Signaling of transforming growth factor-β family members through Smad proteins
European Journal of Biochemistry, 2000
Smads are pivotal intracellular nuclear effectors of transforming growth factor-b (TGF-b) family members. Ligand-induced activation of TGF-b family receptors with intrinsic serine/threonine kinase activity trigger phosphorylation of receptor-regulated Smads (R-Smads), whereas Smad2 and Smad3 are phosphorylated by TGF-b, and activin type I receptors, Smad1, Smad5 and Smad8, act downstream of BMP type I receptors. Activated R-Smads form heteromeric complexes with common-partner Smads (Co-Smads), e.g. Smad4, which translocate efficiently to the nucleus, where they regulate, in co-operation with other transcription factors, coactivators and corepressors, the transcription of target genes. Inhibitory Smads act in most cases in an opposite manner from R-and Co-Smads. Like other components in the TGF-b family signaling cascade, Smad activity is intricately regulated.
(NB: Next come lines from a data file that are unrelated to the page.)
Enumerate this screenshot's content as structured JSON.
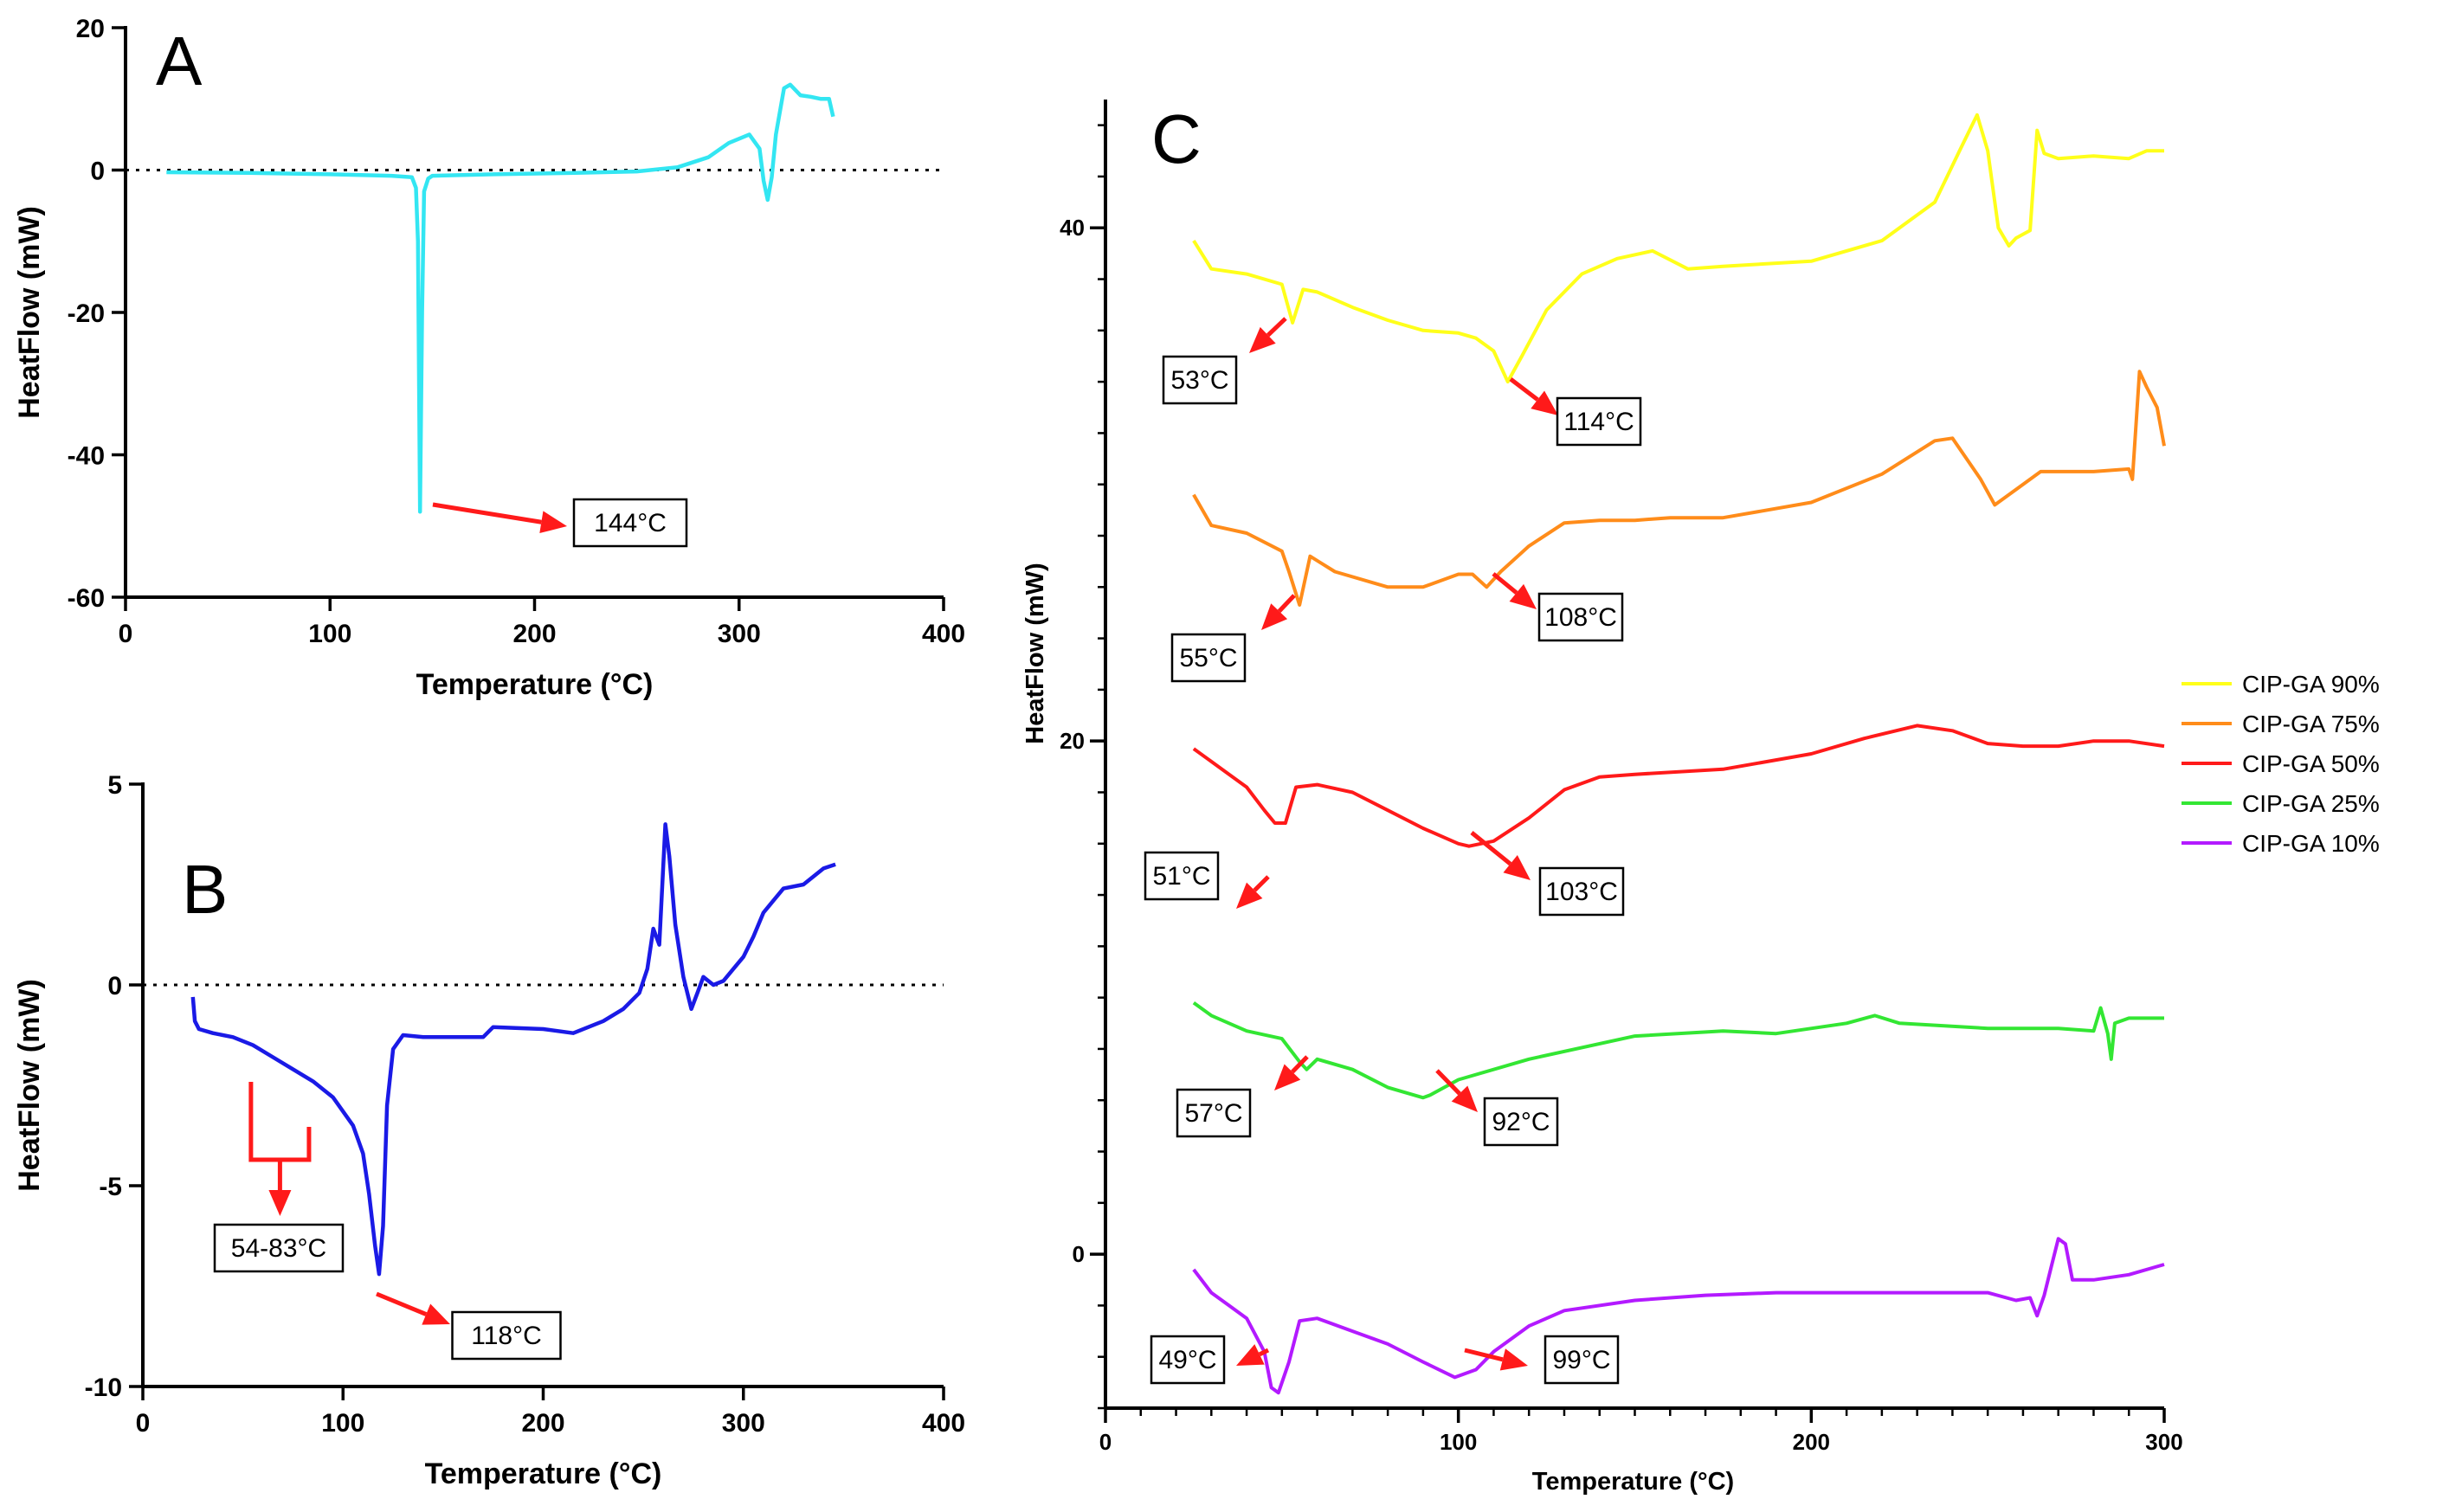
{
  "chart_data": [
    {
      "panel": "A",
      "type": "line",
      "xlabel": "Temperature (°C)",
      "ylabel": "HeatFlow (mW)",
      "xlim": [
        0,
        400
      ],
      "ylim": [
        -60,
        20
      ],
      "xticks": [
        0,
        100,
        200,
        300,
        400
      ],
      "yticks": [
        -60,
        -40,
        -20,
        0,
        20
      ],
      "reference_line": 0,
      "series": [
        {
          "color": "#33e6f2",
          "x": [
            20,
            60,
            100,
            130,
            140,
            142,
            143,
            144,
            145,
            146,
            148,
            150,
            180,
            220,
            250,
            270,
            285,
            295,
            305,
            310,
            312,
            314,
            316,
            318,
            322,
            325,
            330,
            335,
            340,
            344,
            346
          ],
          "y": [
            -0.3,
            -0.4,
            -0.6,
            -0.8,
            -1.0,
            -2.5,
            -10,
            -48,
            -20,
            -3,
            -1.2,
            -0.8,
            -0.6,
            -0.4,
            -0.2,
            0.4,
            1.8,
            3.8,
            5.0,
            3.0,
            -1.5,
            -4.2,
            -1.0,
            5.0,
            11.5,
            12.0,
            10.5,
            10.3,
            10.0,
            10.0,
            7.5
          ]
        }
      ],
      "annotations": [
        {
          "text": "144°C",
          "x": 144,
          "y": -48
        }
      ]
    },
    {
      "panel": "B",
      "type": "line",
      "xlabel": "Temperature (°C)",
      "ylabel": "HeatFlow (mW)",
      "xlim": [
        0,
        400
      ],
      "ylim": [
        -10,
        5
      ],
      "xticks": [
        0,
        100,
        200,
        300,
        400
      ],
      "yticks": [
        -10,
        -5,
        0,
        5
      ],
      "reference_line": 0,
      "series": [
        {
          "color": "#1a1ae6",
          "x": [
            25,
            26,
            28,
            35,
            45,
            55,
            65,
            75,
            85,
            95,
            105,
            110,
            113,
            116,
            118,
            120,
            122,
            125,
            130,
            140,
            170,
            175,
            200,
            215,
            230,
            240,
            248,
            252,
            255,
            258,
            261,
            263,
            266,
            270,
            274,
            277,
            280,
            285,
            290,
            295,
            300,
            305,
            310,
            315,
            320,
            330,
            340,
            346
          ],
          "y": [
            -0.3,
            -0.9,
            -1.1,
            -1.2,
            -1.3,
            -1.5,
            -1.8,
            -2.1,
            -2.4,
            -2.8,
            -3.5,
            -4.2,
            -5.2,
            -6.5,
            -7.2,
            -6.0,
            -3.0,
            -1.6,
            -1.25,
            -1.3,
            -1.3,
            -1.05,
            -1.1,
            -1.2,
            -0.9,
            -0.6,
            -0.2,
            0.4,
            1.4,
            1.0,
            4.0,
            3.2,
            1.5,
            0.2,
            -0.6,
            -0.2,
            0.2,
            0.0,
            0.1,
            0.4,
            0.7,
            1.2,
            1.8,
            2.1,
            2.4,
            2.5,
            2.9,
            3.0
          ]
        }
      ],
      "annotations": [
        {
          "text": "54-83°C",
          "x_range": [
            54,
            83
          ]
        },
        {
          "text": "118°C",
          "x": 118,
          "y": -7.2
        }
      ]
    },
    {
      "panel": "C",
      "type": "line",
      "xlabel": "Temperature (°C)",
      "ylabel": "HeatFlow (mW)",
      "xlim": [
        0,
        300
      ],
      "ylim": [
        -6,
        45
      ],
      "xticks": [
        0,
        100,
        200,
        300
      ],
      "yticks": [
        0,
        20,
        40
      ],
      "series": [
        {
          "name": "CIP-GA 90%",
          "color": "#ffff1a",
          "x": [
            25,
            30,
            40,
            50,
            53,
            56,
            60,
            70,
            80,
            90,
            100,
            105,
            110,
            114,
            118,
            125,
            135,
            145,
            155,
            165,
            175,
            200,
            220,
            235,
            242,
            247,
            250,
            253,
            256,
            258,
            262,
            264,
            266,
            270,
            280,
            290,
            295,
            300
          ],
          "y": [
            39.5,
            38.4,
            38.2,
            37.8,
            36.3,
            37.6,
            37.5,
            36.9,
            36.4,
            36.0,
            35.9,
            35.7,
            35.2,
            34.0,
            35.0,
            36.8,
            38.2,
            38.8,
            39.1,
            38.4,
            38.5,
            38.7,
            39.5,
            41.0,
            43.0,
            44.4,
            43.0,
            40.0,
            39.3,
            39.6,
            39.9,
            43.8,
            42.9,
            42.7,
            42.8,
            42.7,
            43.0,
            43.0
          ]
        },
        {
          "name": "CIP-GA 75%",
          "color": "#ff8c1a",
          "x": [
            25,
            30,
            40,
            50,
            52,
            55,
            58,
            65,
            80,
            90,
            100,
            104,
            108,
            112,
            120,
            130,
            140,
            150,
            160,
            175,
            200,
            220,
            235,
            240,
            248,
            252,
            258,
            265,
            280,
            290,
            291,
            293,
            295,
            298,
            300
          ],
          "y": [
            29.6,
            28.4,
            28.1,
            27.4,
            26.6,
            25.3,
            27.2,
            26.6,
            26.0,
            26.0,
            26.5,
            26.5,
            26.0,
            26.6,
            27.6,
            28.5,
            28.6,
            28.6,
            28.7,
            28.7,
            29.3,
            30.4,
            31.7,
            31.8,
            30.2,
            29.2,
            29.8,
            30.5,
            30.5,
            30.6,
            30.2,
            34.4,
            33.8,
            33.0,
            31.5
          ]
        },
        {
          "name": "CIP-GA 50%",
          "color": "#ff1a1a",
          "x": [
            25,
            30,
            40,
            45,
            48,
            51,
            54,
            60,
            70,
            80,
            90,
            100,
            103,
            110,
            120,
            130,
            140,
            150,
            175,
            200,
            215,
            230,
            240,
            250,
            260,
            270,
            280,
            290,
            300
          ],
          "y": [
            19.7,
            19.2,
            18.2,
            17.3,
            16.8,
            16.8,
            18.2,
            18.3,
            18.0,
            17.3,
            16.6,
            16.0,
            15.9,
            16.1,
            17.0,
            18.1,
            18.6,
            18.7,
            18.9,
            19.5,
            20.1,
            20.6,
            20.4,
            19.9,
            19.8,
            19.8,
            20.0,
            20.0,
            19.8
          ]
        },
        {
          "name": "CIP-GA 25%",
          "color": "#33e633",
          "x": [
            25,
            30,
            40,
            50,
            55,
            57,
            60,
            70,
            80,
            90,
            92,
            100,
            120,
            150,
            175,
            190,
            210,
            218,
            225,
            250,
            270,
            280,
            282,
            284,
            285,
            286,
            290,
            300
          ],
          "y": [
            9.8,
            9.3,
            8.7,
            8.4,
            7.5,
            7.2,
            7.6,
            7.2,
            6.5,
            6.1,
            6.2,
            6.8,
            7.6,
            8.5,
            8.7,
            8.6,
            9.0,
            9.3,
            9.0,
            8.8,
            8.8,
            8.7,
            9.6,
            8.6,
            7.6,
            9.0,
            9.2,
            9.2
          ]
        },
        {
          "name": "CIP-GA 10%",
          "color": "#b31aff",
          "x": [
            25,
            30,
            35,
            40,
            45,
            47,
            49,
            52,
            55,
            60,
            70,
            80,
            90,
            99,
            105,
            110,
            120,
            130,
            150,
            170,
            190,
            210,
            230,
            250,
            258,
            262,
            264,
            266,
            268,
            270,
            272,
            274,
            280,
            290,
            300
          ],
          "y": [
            -0.6,
            -1.5,
            -2.0,
            -2.5,
            -3.8,
            -5.2,
            -5.4,
            -4.2,
            -2.6,
            -2.5,
            -3.0,
            -3.5,
            -4.2,
            -4.8,
            -4.5,
            -3.8,
            -2.8,
            -2.2,
            -1.8,
            -1.6,
            -1.5,
            -1.5,
            -1.5,
            -1.5,
            -1.8,
            -1.7,
            -2.4,
            -1.6,
            -0.5,
            0.6,
            0.4,
            -1.0,
            -1.0,
            -0.8,
            -0.4
          ]
        }
      ],
      "annotations": [
        {
          "text": "53°C",
          "x": 53,
          "series": "CIP-GA 90%"
        },
        {
          "text": "114°C",
          "x": 114,
          "series": "CIP-GA 90%"
        },
        {
          "text": "55°C",
          "x": 55,
          "series": "CIP-GA 75%"
        },
        {
          "text": "108°C",
          "x": 108,
          "series": "CIP-GA 75%"
        },
        {
          "text": "51°C",
          "x": 51,
          "series": "CIP-GA 50%"
        },
        {
          "text": "103°C",
          "x": 103,
          "series": "CIP-GA 50%"
        },
        {
          "text": "57°C",
          "x": 57,
          "series": "CIP-GA 25%"
        },
        {
          "text": "92°C",
          "x": 92,
          "series": "CIP-GA 25%"
        },
        {
          "text": "49°C",
          "x": 49,
          "series": "CIP-GA 10%"
        },
        {
          "text": "99°C",
          "x": 99,
          "series": "CIP-GA 10%"
        }
      ],
      "legend": {
        "placement": "right",
        "entries": [
          "CIP-GA 90%",
          "CIP-GA 75%",
          "CIP-GA 50%",
          "CIP-GA 25%",
          "CIP-GA 10%"
        ]
      }
    }
  ]
}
The multifunctional and context dependency of TGF-b family responses are reflected in the function of Smads as signal integrators. Certain Smads are somatically mutated at high frequency in particular types of human cancers. Gene ablation of Smads in the mouse has revealed their critical roles during embryonic development. Here we review the latest advances in our understanding of the Smad mechanism of action and their in vivo functions.